OpenAI has introduced a new "Lockdown Mode" for ChatGPT, aimed at shielding users from prompt injection attacks — a technique in which adversaries embed malicious instructions within webpages, documents, or other content that the chatbot may process. The feature is now rolling out to self-serve ChatGPT Business accounts as well as eligible personal users, according to a TechCrunch report from Anthony Ha on June 18.
When activated, Lockdown Mode significantly restricts the chatbot's access to outside content. Live web browsing is disabled, leaving only cached pages available. The tool also blocks the retrieval and display of images from the web, though users can still generate new images through ChatGPT. Additionally, both the "deep research" function and "agent mode" — which allow the AI to perform multi-step autonomous tasks — are turned off under the new setting.

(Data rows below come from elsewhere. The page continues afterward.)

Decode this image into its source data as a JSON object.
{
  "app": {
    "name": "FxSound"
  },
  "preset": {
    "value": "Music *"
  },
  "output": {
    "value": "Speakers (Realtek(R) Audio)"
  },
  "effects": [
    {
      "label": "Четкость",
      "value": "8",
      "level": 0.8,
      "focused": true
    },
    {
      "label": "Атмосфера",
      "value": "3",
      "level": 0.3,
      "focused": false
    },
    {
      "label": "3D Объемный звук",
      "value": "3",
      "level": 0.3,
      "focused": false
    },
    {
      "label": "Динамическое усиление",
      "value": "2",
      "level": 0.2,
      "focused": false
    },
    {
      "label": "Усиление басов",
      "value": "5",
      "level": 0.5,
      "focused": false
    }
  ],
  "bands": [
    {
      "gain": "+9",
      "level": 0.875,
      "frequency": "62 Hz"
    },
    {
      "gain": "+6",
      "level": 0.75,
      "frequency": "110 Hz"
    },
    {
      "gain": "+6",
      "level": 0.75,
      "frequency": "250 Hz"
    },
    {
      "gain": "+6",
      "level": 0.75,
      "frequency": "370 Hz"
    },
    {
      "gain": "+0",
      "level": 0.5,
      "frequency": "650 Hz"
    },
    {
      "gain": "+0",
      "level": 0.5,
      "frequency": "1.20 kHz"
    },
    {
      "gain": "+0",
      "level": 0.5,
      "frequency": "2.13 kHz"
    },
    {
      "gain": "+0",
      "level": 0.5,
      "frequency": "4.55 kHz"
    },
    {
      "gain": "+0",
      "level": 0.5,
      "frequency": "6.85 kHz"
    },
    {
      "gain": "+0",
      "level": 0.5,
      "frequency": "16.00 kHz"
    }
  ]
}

OpenAI is being upfront that Lockdown Mode does not eliminate the threat entirely. The company acknowledged that prompt injections can still surface in cached web content or in files a user uploads, meaning the model's behavior or the accuracy of its responses could still be manipulated. Rather than offering a complete fix, the feature is designed to shrink the attack surface and lower the odds that sensitive data leaves a user's control during a session.

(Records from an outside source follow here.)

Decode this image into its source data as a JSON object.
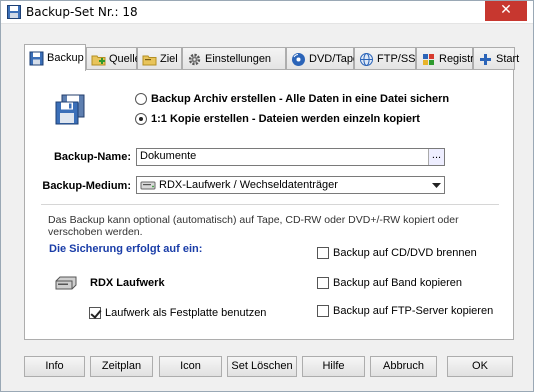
{
  "window": {
    "title": "Backup-Set Nr.: 18",
    "close_label": "✕"
  },
  "tabs": [
    {
      "label": "Backup",
      "icon": "floppy-icon",
      "active": true
    },
    {
      "label": "Quelle",
      "icon": "folder-add-icon",
      "active": false
    },
    {
      "label": "Ziel",
      "icon": "folder-icon",
      "active": false
    },
    {
      "label": "Einstellungen",
      "icon": "gear-icon",
      "active": false
    },
    {
      "label": "DVD/Tape",
      "icon": "disc-icon",
      "active": false
    },
    {
      "label": "FTP/SSH",
      "icon": "globe-icon",
      "active": false
    },
    {
      "label": "Registry",
      "icon": "registry-icon",
      "active": false
    },
    {
      "label": "Start",
      "icon": "plus-icon",
      "active": false
    }
  ],
  "mode": {
    "option1": "Backup Archiv erstellen - Alle Daten in eine Datei sichern",
    "option2": "1:1 Kopie erstellen - Dateien werden einzeln kopiert",
    "selected": "option2"
  },
  "backup_name": {
    "label": "Backup-Name:",
    "value": "Dokumente",
    "browse_label": "..."
  },
  "backup_medium": {
    "label": "Backup-Medium:",
    "value": "RDX-Laufwerk / Wechseldatenträger"
  },
  "info_text": "Das Backup kann optional (automatisch) auf Tape, CD-RW oder DVD+/-RW kopiert oder verschoben werden.",
  "target": {
    "heading": "Die Sicherung erfolgt auf ein:",
    "drive_label": "RDX Laufwerk",
    "fixed_disk_label": "Laufwerk als Festplatte benutzen",
    "fixed_disk_checked": true,
    "cd_dvd_label": "Backup auf CD/DVD brennen",
    "cd_dvd_checked": false,
    "tape_label": "Backup auf Band kopieren",
    "tape_checked": false,
    "ftp_label": "Backup auf FTP-Server kopieren",
    "ftp_checked": false
  },
  "buttons": {
    "info": "Info",
    "schedule": "Zeitplan",
    "icon": "Icon",
    "delete_set": "Set Löschen",
    "help": "Hilfe",
    "cancel": "Abbruch",
    "ok": "OK"
  },
  "colors": {
    "accent_blue": "#1a3da8",
    "close_red": "#c7372f"
  }
}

The company is positioning Lockdown Mode as a niche tool, not a default setting. "It is designed for people and organizations that handle sensitive data and want stricter protection from data exfiltration risks related to prompt injection," OpenAI said, suggesting the trade-off in functionality is aimed at enterprise customers, security researchers, journalists, and others who routinely feed confidential information into AI systems.